Who'd have thought there was so much money to be made in real estate online advertising? Indeed, REA Group Limited (ASX:REA) continues to see its bottom line, as well as its share price, soar to new highs. For instance, in the last five years, shares in REA have delivered a capital gain of 562%. This easily beats the gains made by the ASX, which is up a lowly 26% in comparison.
However, there could be much more to come and shares in REA could be worth buying for these three reasons.

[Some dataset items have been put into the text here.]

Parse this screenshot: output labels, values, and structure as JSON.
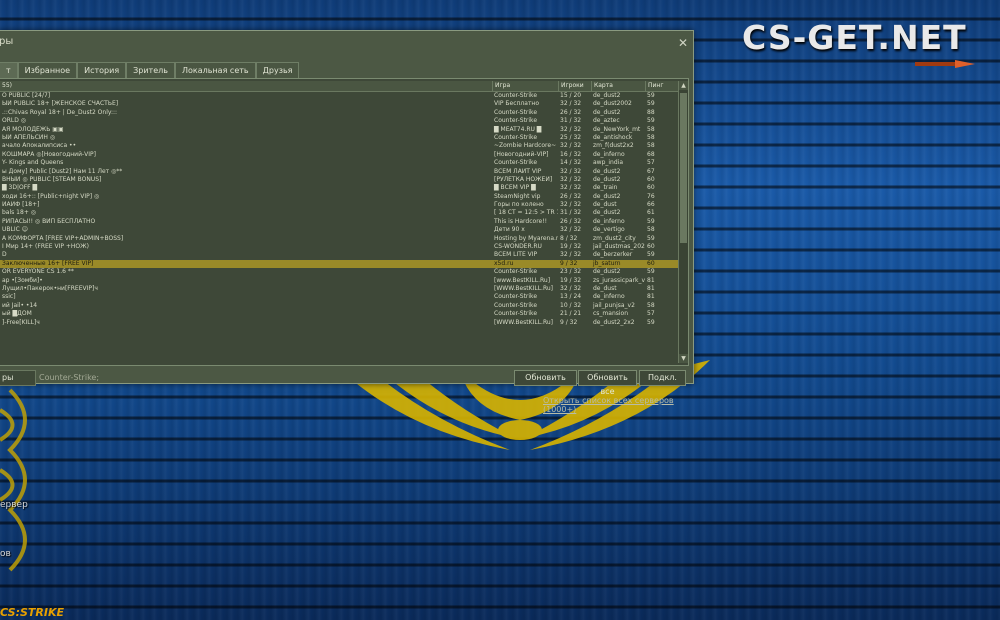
{
  "brand": {
    "logo_text": "CS-GET.NET",
    "cs_logo": "CS:STRIKE"
  },
  "side_labels": {
    "label1": "ервер",
    "label2": "ов"
  },
  "window": {
    "title": "ры",
    "tabs": [
      {
        "label": "т",
        "active": true
      },
      {
        "label": "Избранное"
      },
      {
        "label": "История"
      },
      {
        "label": "Зритель"
      },
      {
        "label": "Локальная сеть"
      },
      {
        "label": "Друзья"
      }
    ],
    "columns": {
      "name": "55)",
      "game": "Игра",
      "players": "Игроки",
      "map": "Карта",
      "ping": "Пинг"
    },
    "servers": [
      {
        "name": "О PUBLIC [24/7]",
        "game": "Counter-Strike",
        "players": "15 / 20",
        "map": "de_dust2",
        "ping": "59"
      },
      {
        "name": "ЫЙ PUBLIC 18+ [ЖЕНСКОЕ СЧАСТЬЕ]",
        "game": "VIP Бесплатно",
        "players": "32 / 32",
        "map": "de_dust2002",
        "ping": "59"
      },
      {
        "name": ".::Chivas Royal 18+ | De_Dust2 Only:::",
        "game": "Counter-Strike",
        "players": "26 / 32",
        "map": "de_dust2",
        "ping": "88"
      },
      {
        "name": "ORLD ◎",
        "game": "Counter-Strike",
        "players": "31 / 32",
        "map": "de_aztec",
        "ping": "59"
      },
      {
        "name": "АЯ МОЛОДЁЖЬ ▣▣",
        "game": "█ MEAT74.RU █",
        "players": "32 / 32",
        "map": "de_NewYork_mt",
        "ping": "58"
      },
      {
        "name": "ЫЙ АПЕЛЬСИН ◎",
        "game": "Counter-Strike",
        "players": "25 / 32",
        "map": "de_antishock",
        "ping": "58"
      },
      {
        "name": "ачало Апокалипсиса ••",
        "game": "~Zombie Hardcore~",
        "players": "32 / 32",
        "map": "zm_f(dust2x2",
        "ping": "58"
      },
      {
        "name": "КОШМАРА ◎[Новогодний-VIP]",
        "game": "[Новогодний-VIP]",
        "players": "16 / 32",
        "map": "de_inferno",
        "ping": "68"
      },
      {
        "name": "Y- Kings and Queens",
        "game": "Counter-Strike",
        "players": "14 / 32",
        "map": "awp_india",
        "ping": "57"
      },
      {
        "name": "ы Дому] Public [Dust2] Нам 11 Лет ◎**",
        "game": "ВСЕМ ЛАЙТ VIP",
        "players": "32 / 32",
        "map": "de_dust2",
        "ping": "67"
      },
      {
        "name": "ВНЫЙ ◎ PUBLIC [STEAM BONUS]",
        "game": "[РУЛЕТКА НОЖЕЙ]",
        "players": "32 / 32",
        "map": "de_dust2",
        "ping": "60"
      },
      {
        "name": "█ 3D|OFF █",
        "game": "█ ВСЕМ VIP █",
        "players": "32 / 32",
        "map": "de_train",
        "ping": "60"
      },
      {
        "name": "ходи 16+:: [Public+night VIP] ◎",
        "game": "SteamNight vip",
        "players": "26 / 32",
        "map": "de_dust2",
        "ping": "76"
      },
      {
        "name": "ЙАЙФ [18+]",
        "game": "Горы по колено",
        "players": "32 / 32",
        "map": "de_dust",
        "ping": "66"
      },
      {
        "name": "bals 18+ ◎",
        "game": "[ 18 CT = 12:5 > TR 13 ]",
        "players": "31 / 32",
        "map": "de_dust2",
        "ping": "61"
      },
      {
        "name": "РИПАСЫ!! ◎ ВИП БЕСПЛАТНО",
        "game": "This is Hardcore!!",
        "players": "26 / 32",
        "map": "de_inferno",
        "ping": "59"
      },
      {
        "name": "UBLIC ☺",
        "game": "Дети 90 х",
        "players": "32 / 32",
        "map": "de_vertigo",
        "ping": "58"
      },
      {
        "name": "А КОМФОРТА [FREE VIP+ADMIN+BOSS]",
        "game": "Hosting by Myarena.ru",
        "players": "8 / 32",
        "map": "zm_dust2_city",
        "ping": "59"
      },
      {
        "name": "I Мир 14+ (FREE VIP +НОЖ)",
        "game": "CS-WONDER.RU",
        "players": "19 / 32",
        "map": "jail_dustmas_202...",
        "ping": "60"
      },
      {
        "name": "D",
        "game": "ВСЕМ LITE VIP",
        "players": "32 / 32",
        "map": "de_berzerker",
        "ping": "59"
      },
      {
        "name": "Заключенные 16+ [FREE VIP]",
        "game": "x5d.ru",
        "players": "9 / 32",
        "map": "jb_saturn",
        "ping": "60",
        "selected": true
      },
      {
        "name": "OR EVERYONE CS 1.6 **",
        "game": "Counter-Strike",
        "players": "23 / 32",
        "map": "de_dust2",
        "ping": "59"
      },
      {
        "name": "ар •[Зомби]•",
        "game": "[www.BestKILL.Ru]",
        "players": "19 / 32",
        "map": "zs_jurassicpark_v2",
        "ping": "81"
      },
      {
        "name": "Лущил•Пакерок•ни[FREEVIP]ч",
        "game": "[WWW.BestKILL.Ru]",
        "players": "32 / 32",
        "map": "de_dust",
        "ping": "81"
      },
      {
        "name": "ssic]",
        "game": "Counter-Strike",
        "players": "13 / 24",
        "map": "de_inferno",
        "ping": "81"
      },
      {
        "name": "ий Jail• •14",
        "game": "Counter-Strike",
        "players": "10 / 32",
        "map": "jail_punjsa_v2",
        "ping": "58"
      },
      {
        "name": "ый █ДОМ",
        "game": "Counter-Strike",
        "players": "21 / 21",
        "map": "cs_mansion",
        "ping": "57"
      },
      {
        "name": "]-Free[KILL]ч",
        "game": "[WWW.BestKILL.Ru]",
        "players": "9 / 32",
        "map": "de_dust2_2x2",
        "ping": "59"
      }
    ],
    "filter_label": "ры",
    "filter_value": "Counter-Strike;",
    "buttons": {
      "refresh": "Обновить",
      "refresh_all": "Обновить все",
      "connect": "Подкл."
    },
    "link": "Открыть список всех серверов (1000+)"
  },
  "colors": {
    "window_bg": "#4c5844",
    "selected_row": "#9a8a28",
    "emblem_gold": "#d8b400",
    "text": "#d6dac6"
  }
}
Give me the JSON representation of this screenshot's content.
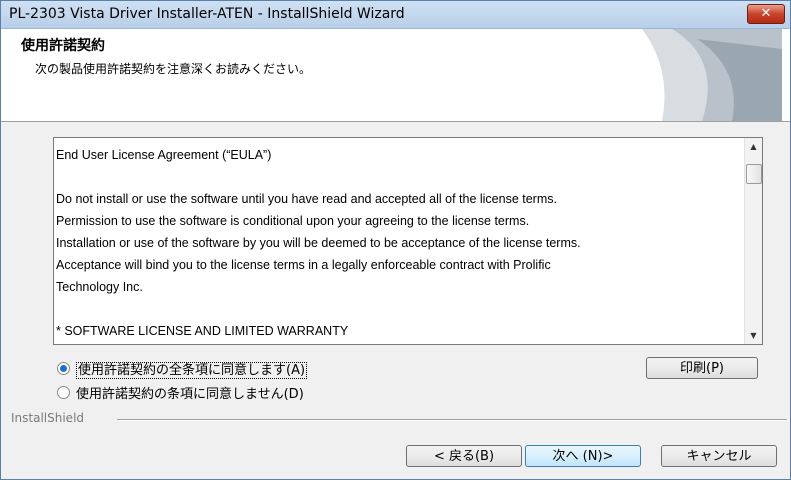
{
  "window": {
    "title": "PL-2303 Vista Driver Installer-ATEN - InstallShield Wizard",
    "close_label": "✕"
  },
  "header": {
    "title": "使用許諾契約",
    "subtitle": "次の製品使用許諾契約を注意深くお読みください。"
  },
  "eula": {
    "text": "End User License Agreement (“EULA”)\n\nDo not install or use the software until you have read and accepted all of the license terms.\nPermission to use the software is conditional upon your agreeing to the license terms.\nInstallation or use of the software by you will be deemed to be acceptance of the license terms.\nAcceptance will bind you to the license terms in a legally enforceable contract with Prolific\nTechnology Inc.\n\n* SOFTWARE LICENSE AND LIMITED WARRANTY"
  },
  "options": {
    "accept_label": "使用許諾契約の全条項に同意します(A)",
    "decline_label": "使用許諾契約の条項に同意しません(D)",
    "selected": "accept"
  },
  "buttons": {
    "print": "印刷(P)",
    "back": "< 戻る(B)",
    "next": "次へ (N)>",
    "cancel": "キャンセル"
  },
  "brand": "InstallShield",
  "colors": {
    "accent": "#1f6fd1",
    "close": "#c8432b"
  }
}
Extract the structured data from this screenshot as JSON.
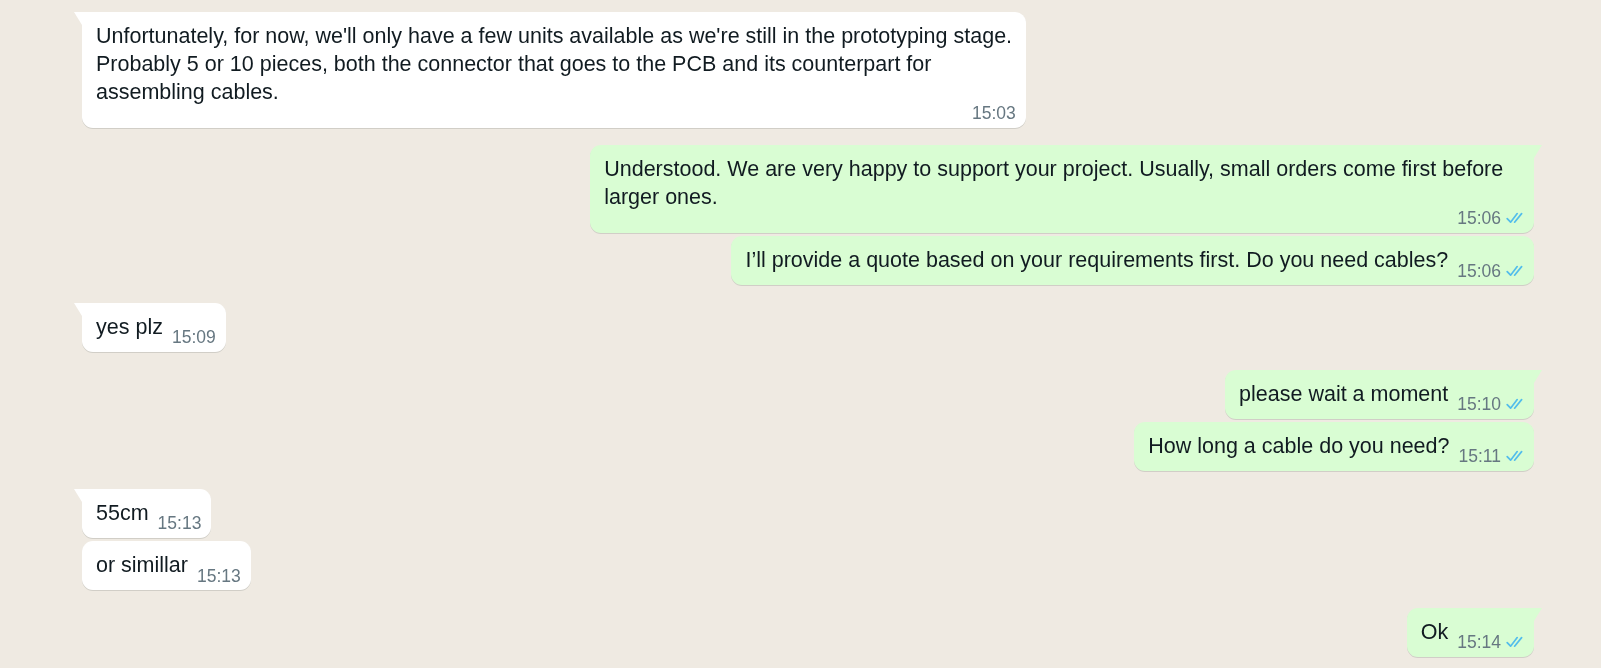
{
  "messages": [
    {
      "kind": "incoming",
      "tail": true,
      "text": "Unfortunately, for now, we'll only have a few units available as we're still in the prototyping stage. Probably 5 or 10 pieces, both the connector that goes to the PCB and its counterpart for assembling cables.",
      "time": "15:03"
    },
    {
      "kind": "outgoing",
      "tail": true,
      "text": "Understood. We are very happy to support your project. Usually, small orders come first before larger ones.",
      "time": "15:06",
      "read": true
    },
    {
      "kind": "outgoing",
      "tail": false,
      "text": "I’ll provide a quote based on your requirements first. Do you need cables?",
      "time": "15:06",
      "read": true
    },
    {
      "kind": "incoming",
      "tail": true,
      "text": "yes plz",
      "time": "15:09"
    },
    {
      "kind": "outgoing",
      "tail": true,
      "text": "please wait a moment",
      "time": "15:10",
      "read": true
    },
    {
      "kind": "outgoing",
      "tail": false,
      "text": "How long a cable do you need?",
      "time": "15:11",
      "read": true
    },
    {
      "kind": "incoming",
      "tail": true,
      "text": "55cm",
      "time": "15:13"
    },
    {
      "kind": "incoming",
      "tail": false,
      "text": "or simillar",
      "time": "15:13"
    },
    {
      "kind": "outgoing",
      "tail": true,
      "text": "Ok",
      "time": "15:14",
      "read": true
    }
  ]
}
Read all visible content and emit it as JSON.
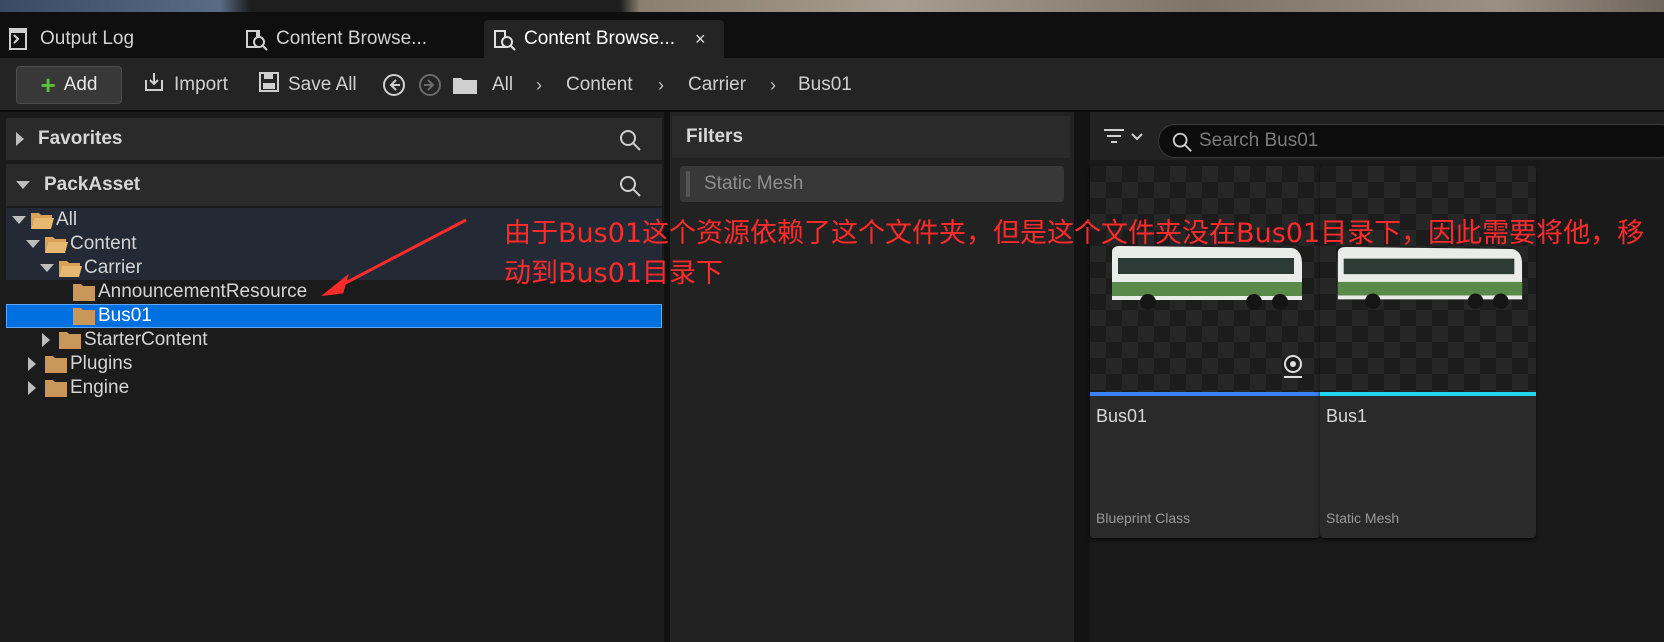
{
  "tabs": [
    {
      "label": "Output Log",
      "icon": "output-log-icon"
    },
    {
      "label": "Content Browse...",
      "icon": "content-browser-icon"
    },
    {
      "label": "Content Browse...",
      "icon": "content-browser-icon",
      "close": "×"
    }
  ],
  "toolbar": {
    "add_label": "Add",
    "import_label": "Import",
    "save_all_label": "Save All",
    "breadcrumbs": [
      "All",
      "Content",
      "Carrier",
      "Bus01"
    ]
  },
  "left": {
    "favorites_label": "Favorites",
    "packasset_label": "PackAsset",
    "tree": [
      {
        "label": "All"
      },
      {
        "label": "Content"
      },
      {
        "label": "Carrier"
      },
      {
        "label": "AnnouncementResource"
      },
      {
        "label": "Bus01"
      },
      {
        "label": "StarterContent"
      },
      {
        "label": "Plugins"
      },
      {
        "label": "Engine"
      }
    ]
  },
  "filters": {
    "title": "Filters",
    "chip": "Static Mesh"
  },
  "assets": {
    "search_placeholder": "Search Bus01",
    "items": [
      {
        "name": "Bus01",
        "type": "Blueprint Class",
        "accent": "#3b82f6"
      },
      {
        "name": "Bus1",
        "type": "Static Mesh",
        "accent": "#22d3ee"
      }
    ]
  },
  "annotation": {
    "text": "由于Bus01这个资源依赖了这个文件夹，但是这个文件夹没在Bus01目录下，因此需要将他，移动到Bus01目录下",
    "color": "#ff2a2a"
  }
}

- Recent results showed that the company is making excellent progress. For example, net profit increased by 37% year-on-year, with the company continuing to invest in its international offerings. It confirmed the spending of around $50 million on new technology, products and initiatives, which include a new Chinese website. This shows that the company is attempting to diversify so that it does not rely solely on the performance of its Aussie property website. For long-term investors, this could prove to be a sound move.
- Growth prospects for REA Group over the next couple of years are simply stunning. For instance, the company is forecast to increase EPS by 35% in the current year, and by 20.3% in the following year. Both of these growth rates are well ahead of those expected for the wider economy and show that REA Group remains a true growth play.
- Higher earnings growth means that the company should be able to drastically improve its dividend payments. Clearly, it is no high-yielding stock, with shares in REA Group currently yielding just 1.4% (fully franked). However, dividends per share are set to grow almost in-line with the earnings growth rate and are due to be 61.5% higher in FY 2016 than they were in FY 2014.
- Of course, no stunning growth stock ever trades at a discount to the wider market. So, it is of little surprise to find that REA Group has a P/E ratio of 39.3. This is significantly higher than the ASX's P/E of 15.9. However, when the company's growth forecasts are taken into account, it generates a price to earnings growth (PEG) ratio of 1.43. This shows that the strong growth prospects for REA are on offer at a reasonable price, thereby highlighting the attractive price level currently occupied by the company's shares.